Well, at least the first submission draft is. Officially sold in March and researched, outlined, written and edited by the end of July. What is that - a little over four months? Whew. I feel like I've just sprinted a mile. It's a bit bigger than Something Rotten too - by around fifty pages. How I managed to turn Shakespeare's longest play (Hamlet) into a 200 page manuscript and his shortest tragedy (Macbeth) into 250 manuscript pages is a mystery perhaps not even Horatio could solve.

I also beat my own self-imposed deadline of the end of August. Why push it? Well, not to brown-nose - although the nerd in me does enjoy turning in papers early - but instead to give me more time on the Brooklyn Nine rewrite. A bit of work there, as it's going from nine different first-person voices to a consistent third person narration. I'm also reworking the overall story arc so that there is an overall story arc. (This will make more sense when you can read it.
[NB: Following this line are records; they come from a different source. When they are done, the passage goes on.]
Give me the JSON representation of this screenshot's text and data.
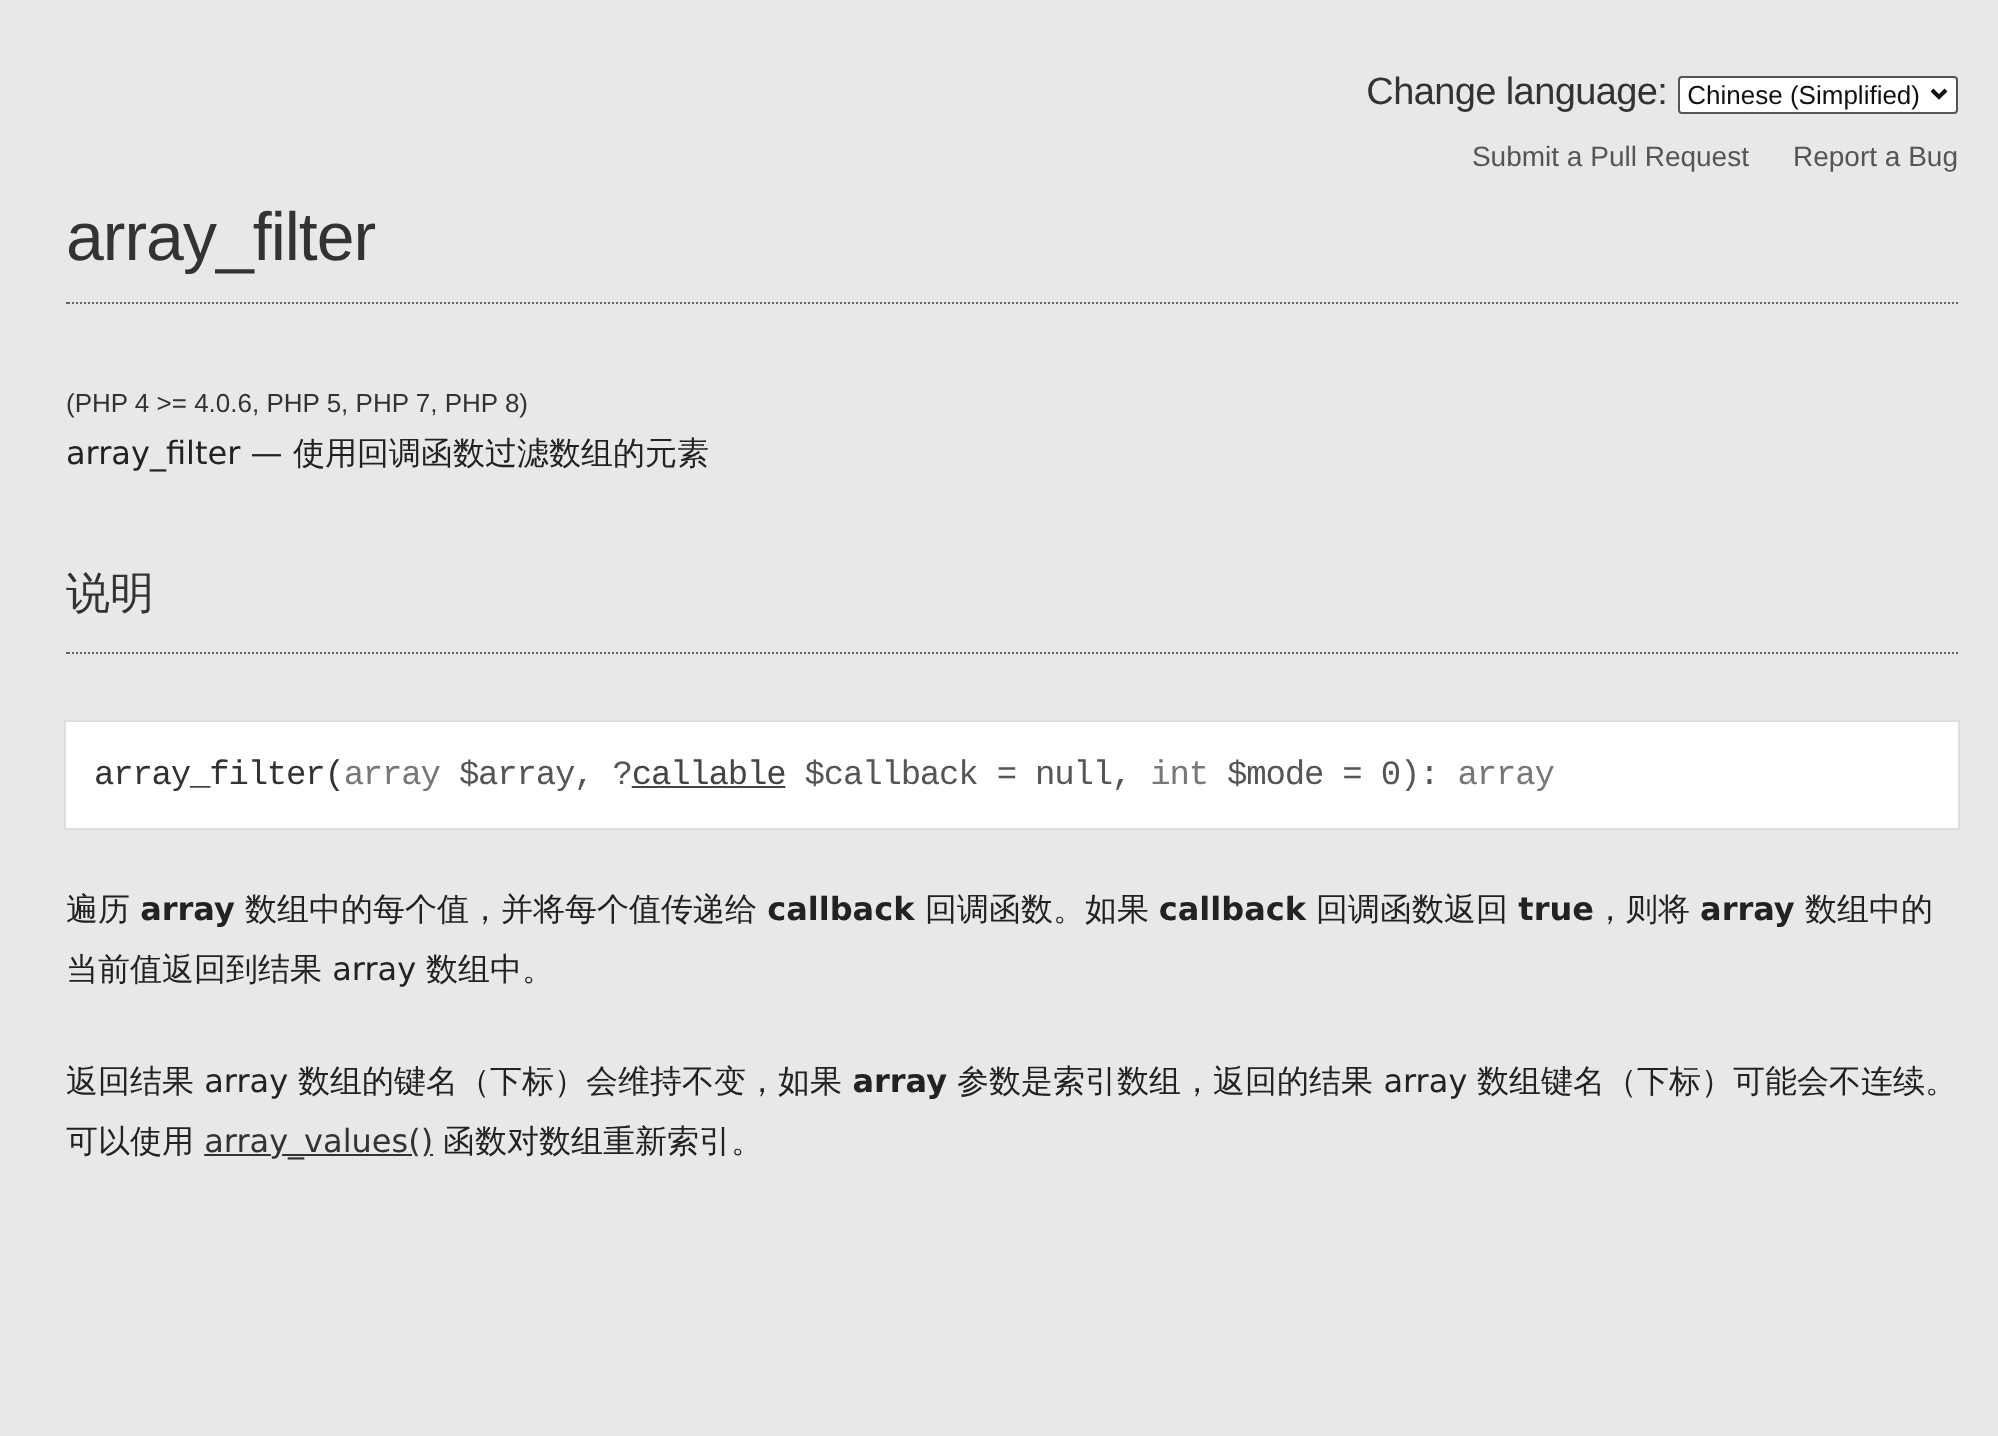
{
  "header": {
    "language_label": "Change language:",
    "language_select": {
      "value": "Chinese (Simplified)"
    },
    "links": [
      "Submit a Pull Request",
      "Report a Bug"
    ]
  },
  "title": "array_filter",
  "versions": "(PHP 4 >= 4.0.6, PHP 5, PHP 7, PHP 8)",
  "purpose": "array_filter — 使用回调函数过滤数组的元素",
  "section_heading": "说明",
  "signature": [
    {
      "kind": "name",
      "text": "array_filter("
    },
    {
      "kind": "type",
      "text": "array"
    },
    {
      "kind": "plain",
      "text": " $array, ?"
    },
    {
      "kind": "link",
      "text": "callable"
    },
    {
      "kind": "plain",
      "text": " $callback = null, "
    },
    {
      "kind": "type",
      "text": "int"
    },
    {
      "kind": "plain",
      "text": " $mode = 0): "
    },
    {
      "kind": "type",
      "text": "array"
    }
  ],
  "paragraphs": [
    {
      "parts": [
        {
          "kind": "text",
          "text": "遍历 **array** 数组中的每个值，并将每个值传递给 **callback** 回调函数。如果 **callback** 回调函数返回 **true**，则将 **array** 数组中的当前值返回到结果 array 数组中。"
        }
      ]
    },
    {
      "parts": [
        {
          "kind": "text",
          "text": "返回结果 array 数组的键名（下标）会维持不变，如果 **array** 参数是索引数组，返回的结果 array 数组键名（下标）可能会不连续。可以使用 "
        },
        {
          "kind": "link",
          "text": "array_values()"
        },
        {
          "kind": "text",
          "text": " 函数对数组重新索引。"
        }
      ]
    }
  ]
}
And I certainly hope it makes more sense to me before that.)

Along with the first draft of Something Wicked, I also sent editor Liz a pitch for Horatio Wilkes mystery #3: Something Foolish. This one would be based on A Midsummer Night's Dream, if you hadn't already guessed - from Puck's "Lord, what fools these mortals be!" (Although I had a suggestion from another editor at ALA to call it What the Puck?) Kind of tricky to take a comedy and make it a tragedy, but I have a plan. In many ways Midsummer would be the perfect follow up to where Wicked leaves off, but we'll see. If it's not Midsummer, it will probably be Julius Caesar (Horatio on a college visit to a frat house - think "toga party") or The Tempest (Horatio as an intern at a Disney-esque theme park). That's assuming they want a third book at all!